Андрей Корела, хоть усиленно подтаскиваемый Дмитрием в свой ближний круг, так и не свел там дружбы ни с кем, кроме царя и меньшого Скопина, и вечерами съезжал с высоты в привратные кремлевские лощинки, где делил свою генеральскую трапезу со стрелецкими сотниками, аркебузирами и чудовскими братьями. Но и тут донец распробован не был своим.
— Вот в Европе — так воля, — заговорил как-то перед казаком Жак Маржарет, здешний охранный капитан. — Так человек вольным и родится, благороден и самостоятелен.
— А я, по-твоему, тут что же... не вольный? — глянул сторожко Андрей.
— Посему-то ты и полюбился мне, — отвечал Жак. — Ты хотя и московлян, да не русак, а казак... Но все одно — это не то. Европска воля суть воленье микрокосма, сиречь — одного в нагорном замке. Казачество же примера таковой свободы привести не возможет.

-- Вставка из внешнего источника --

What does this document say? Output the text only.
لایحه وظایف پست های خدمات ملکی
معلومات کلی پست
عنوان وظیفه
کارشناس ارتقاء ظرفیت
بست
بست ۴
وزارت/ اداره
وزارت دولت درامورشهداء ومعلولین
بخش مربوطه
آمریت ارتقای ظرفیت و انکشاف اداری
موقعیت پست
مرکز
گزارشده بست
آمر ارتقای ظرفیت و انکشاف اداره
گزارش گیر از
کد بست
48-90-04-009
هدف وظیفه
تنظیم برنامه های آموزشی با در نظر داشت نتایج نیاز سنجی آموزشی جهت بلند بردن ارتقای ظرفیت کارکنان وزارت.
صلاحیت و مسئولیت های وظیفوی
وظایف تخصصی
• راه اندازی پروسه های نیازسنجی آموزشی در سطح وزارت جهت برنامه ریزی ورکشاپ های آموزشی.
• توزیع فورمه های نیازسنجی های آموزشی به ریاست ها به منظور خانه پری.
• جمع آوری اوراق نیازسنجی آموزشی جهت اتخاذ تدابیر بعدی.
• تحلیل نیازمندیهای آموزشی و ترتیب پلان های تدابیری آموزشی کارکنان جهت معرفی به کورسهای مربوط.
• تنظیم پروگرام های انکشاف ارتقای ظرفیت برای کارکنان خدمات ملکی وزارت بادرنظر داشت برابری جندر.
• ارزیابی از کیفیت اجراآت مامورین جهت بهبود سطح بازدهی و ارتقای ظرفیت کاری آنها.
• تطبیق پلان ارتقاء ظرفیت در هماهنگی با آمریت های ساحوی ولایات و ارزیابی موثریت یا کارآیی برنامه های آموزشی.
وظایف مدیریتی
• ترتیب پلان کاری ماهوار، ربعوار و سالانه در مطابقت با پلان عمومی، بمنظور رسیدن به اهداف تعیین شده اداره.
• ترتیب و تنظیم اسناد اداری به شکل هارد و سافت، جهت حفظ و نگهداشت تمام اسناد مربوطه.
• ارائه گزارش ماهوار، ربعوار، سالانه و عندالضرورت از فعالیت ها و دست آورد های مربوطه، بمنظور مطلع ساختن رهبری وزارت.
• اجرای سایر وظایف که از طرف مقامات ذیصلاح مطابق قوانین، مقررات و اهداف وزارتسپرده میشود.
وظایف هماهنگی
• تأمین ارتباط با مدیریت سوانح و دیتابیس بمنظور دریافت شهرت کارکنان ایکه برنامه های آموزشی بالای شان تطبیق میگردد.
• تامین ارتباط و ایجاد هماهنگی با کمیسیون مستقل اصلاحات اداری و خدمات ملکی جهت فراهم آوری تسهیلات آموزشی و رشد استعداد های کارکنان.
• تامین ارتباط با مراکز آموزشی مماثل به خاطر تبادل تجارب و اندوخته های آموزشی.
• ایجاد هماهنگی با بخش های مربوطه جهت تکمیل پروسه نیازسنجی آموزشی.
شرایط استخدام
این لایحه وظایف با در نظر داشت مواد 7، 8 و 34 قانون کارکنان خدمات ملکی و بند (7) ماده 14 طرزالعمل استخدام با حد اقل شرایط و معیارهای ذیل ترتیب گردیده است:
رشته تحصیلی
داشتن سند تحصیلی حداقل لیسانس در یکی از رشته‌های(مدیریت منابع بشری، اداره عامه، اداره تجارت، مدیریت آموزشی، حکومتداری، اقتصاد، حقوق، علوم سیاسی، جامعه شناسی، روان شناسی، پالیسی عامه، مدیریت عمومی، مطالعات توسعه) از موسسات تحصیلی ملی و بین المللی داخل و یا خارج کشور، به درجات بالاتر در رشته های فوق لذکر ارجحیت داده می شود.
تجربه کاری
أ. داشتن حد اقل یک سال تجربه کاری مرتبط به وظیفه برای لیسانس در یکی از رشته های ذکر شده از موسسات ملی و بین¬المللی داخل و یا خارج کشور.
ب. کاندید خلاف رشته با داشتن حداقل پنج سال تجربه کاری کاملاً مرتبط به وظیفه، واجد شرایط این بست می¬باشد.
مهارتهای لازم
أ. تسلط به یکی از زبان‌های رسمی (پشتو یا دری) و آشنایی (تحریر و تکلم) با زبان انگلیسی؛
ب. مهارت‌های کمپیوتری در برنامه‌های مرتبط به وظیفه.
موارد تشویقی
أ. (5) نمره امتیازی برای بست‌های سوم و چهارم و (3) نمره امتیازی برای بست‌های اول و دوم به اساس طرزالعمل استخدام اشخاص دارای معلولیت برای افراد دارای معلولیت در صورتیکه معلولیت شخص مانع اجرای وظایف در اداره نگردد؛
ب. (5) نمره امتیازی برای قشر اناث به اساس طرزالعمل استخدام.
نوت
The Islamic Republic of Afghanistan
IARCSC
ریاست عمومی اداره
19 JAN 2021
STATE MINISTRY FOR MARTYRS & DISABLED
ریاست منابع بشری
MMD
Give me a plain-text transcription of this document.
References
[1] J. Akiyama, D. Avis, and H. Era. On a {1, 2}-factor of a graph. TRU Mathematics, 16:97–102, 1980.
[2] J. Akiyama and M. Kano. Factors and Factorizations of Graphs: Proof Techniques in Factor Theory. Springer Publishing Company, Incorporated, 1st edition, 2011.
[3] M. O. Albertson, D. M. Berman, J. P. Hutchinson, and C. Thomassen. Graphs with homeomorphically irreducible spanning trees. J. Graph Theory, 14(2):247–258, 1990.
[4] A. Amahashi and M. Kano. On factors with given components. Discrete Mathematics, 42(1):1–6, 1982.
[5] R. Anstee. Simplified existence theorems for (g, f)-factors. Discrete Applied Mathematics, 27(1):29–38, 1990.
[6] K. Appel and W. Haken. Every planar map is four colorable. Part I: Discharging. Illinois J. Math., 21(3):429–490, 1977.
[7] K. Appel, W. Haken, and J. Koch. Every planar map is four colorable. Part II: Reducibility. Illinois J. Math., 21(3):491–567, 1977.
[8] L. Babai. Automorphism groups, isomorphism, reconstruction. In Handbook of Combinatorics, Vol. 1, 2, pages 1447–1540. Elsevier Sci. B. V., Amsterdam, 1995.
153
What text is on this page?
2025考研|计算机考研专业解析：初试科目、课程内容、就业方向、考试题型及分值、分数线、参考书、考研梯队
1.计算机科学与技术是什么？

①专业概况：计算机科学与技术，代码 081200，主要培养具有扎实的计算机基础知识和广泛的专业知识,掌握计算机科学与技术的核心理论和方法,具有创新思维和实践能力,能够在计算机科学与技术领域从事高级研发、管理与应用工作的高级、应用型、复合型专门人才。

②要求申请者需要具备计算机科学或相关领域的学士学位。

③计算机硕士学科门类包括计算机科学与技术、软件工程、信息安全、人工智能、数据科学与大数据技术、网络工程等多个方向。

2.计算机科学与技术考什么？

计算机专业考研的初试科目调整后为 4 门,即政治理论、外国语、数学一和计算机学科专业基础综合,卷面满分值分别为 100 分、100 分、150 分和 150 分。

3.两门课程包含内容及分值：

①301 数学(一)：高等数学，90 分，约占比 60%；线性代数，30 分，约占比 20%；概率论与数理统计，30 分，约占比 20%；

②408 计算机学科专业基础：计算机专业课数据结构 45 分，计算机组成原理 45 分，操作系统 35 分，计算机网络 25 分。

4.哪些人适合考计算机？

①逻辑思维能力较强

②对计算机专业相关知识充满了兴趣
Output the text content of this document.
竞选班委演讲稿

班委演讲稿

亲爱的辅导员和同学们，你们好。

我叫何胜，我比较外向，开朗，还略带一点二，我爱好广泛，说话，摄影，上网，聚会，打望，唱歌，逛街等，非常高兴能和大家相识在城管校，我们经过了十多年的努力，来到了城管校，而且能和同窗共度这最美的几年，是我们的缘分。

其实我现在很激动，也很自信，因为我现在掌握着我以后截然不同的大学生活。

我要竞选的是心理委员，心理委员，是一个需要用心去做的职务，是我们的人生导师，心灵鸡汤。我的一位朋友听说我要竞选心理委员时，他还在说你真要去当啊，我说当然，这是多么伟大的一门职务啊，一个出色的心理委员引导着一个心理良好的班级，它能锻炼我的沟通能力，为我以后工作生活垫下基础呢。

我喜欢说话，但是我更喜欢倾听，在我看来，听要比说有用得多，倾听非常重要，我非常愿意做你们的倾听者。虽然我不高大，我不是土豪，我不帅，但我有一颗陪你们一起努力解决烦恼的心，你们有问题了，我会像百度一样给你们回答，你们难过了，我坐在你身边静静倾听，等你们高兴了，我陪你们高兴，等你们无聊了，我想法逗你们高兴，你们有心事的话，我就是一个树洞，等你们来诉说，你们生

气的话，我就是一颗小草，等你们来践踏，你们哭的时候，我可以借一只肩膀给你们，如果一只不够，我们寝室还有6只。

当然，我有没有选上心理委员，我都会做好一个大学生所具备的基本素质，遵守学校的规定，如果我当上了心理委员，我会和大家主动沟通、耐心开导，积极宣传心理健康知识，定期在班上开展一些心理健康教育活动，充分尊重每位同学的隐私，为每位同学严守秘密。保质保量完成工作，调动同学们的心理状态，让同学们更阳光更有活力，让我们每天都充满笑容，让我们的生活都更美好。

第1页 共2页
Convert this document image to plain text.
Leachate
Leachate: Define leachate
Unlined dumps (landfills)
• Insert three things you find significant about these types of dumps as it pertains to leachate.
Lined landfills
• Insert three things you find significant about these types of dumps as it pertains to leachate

Корпорация, паря, сильна, зависимость от атамана, от куреня... — та же опять странная стадность.
— А твой в замке ми... мизер-космач — что? Ни от кого уж не зависит? — взревновал казак. — Только и глядит, поди, как бы не слопали. Огрызается на все края, вольно, чай, ни минутки не вздохнет... А наш — конопляник в зубы и думу за облака! Нет, ты мою станицу с вашим пуганым куренем, с рыбацкими всякими там карподрациями не равняй! Раз говорю, — значит, наши зимовья вольнее ваших замков на горах!
— Да ладно! — не верил Маржарет. — Это свобода — пропадать в степи? Вот сруб каменный, ты у камина! Выпил, поплясал, никто тебе слова не скажет — законность окрест — хорошо!
— Да что хорошего? — не понимал и Корела. — На одном месте поплясал, говорит, и хорошо. Ты от одного края степи до другого в один коний мах скни — вот свобода-то!
— Подожди, а зачем, зачем мне на другой конец? — не сдавался капитан. — Мне и здесь, да с девчоночкой-мабишью[23]
, вольно и тепленько!Атаман и Маржарет теперь глядели друг на друга и молчали: как раз обоим пришло в голову, что не могут они тут договориться, так как самое свободу понимают розно: капитану важна воля приплясывания на твердом девчоночьем месте, а Кореле — сквозь все нежные пропасти и чистые напасти разнестись во все концы земной степи... Ну и чья из свобод их походила более на рабство?.. Узость обязательной удачи Маржарета или необъятность целей и препятствий на пути Корелы означала пущую тюрьму?
Корелу не любили: он ходил, как по куреню, по Кремлю, без спроса открывал все двери — и чугунные, и деревянные, и золотые. Наконец все вздохнули свободнее: сел где-то в шахматы играть. Кажется, Вселенскому с легкостью пожертвовал двух офицеров и променял королеву на двух белых коней, но когда только два вороных его да две ладьи остались подле короля, вдруг уперся и, взвороша горстью сыро переплетенные над доской кудри, начал даже выигрывать. Кони его вдруг перемахнули пехоту Вселенского, ладьи, турнув слонов, чуть сами не врезались в берег объемной пустыни — чуждой запруде игры, или, быть может, приходящейся отчизной своим облекшимся в кость и густой сурик защитникам.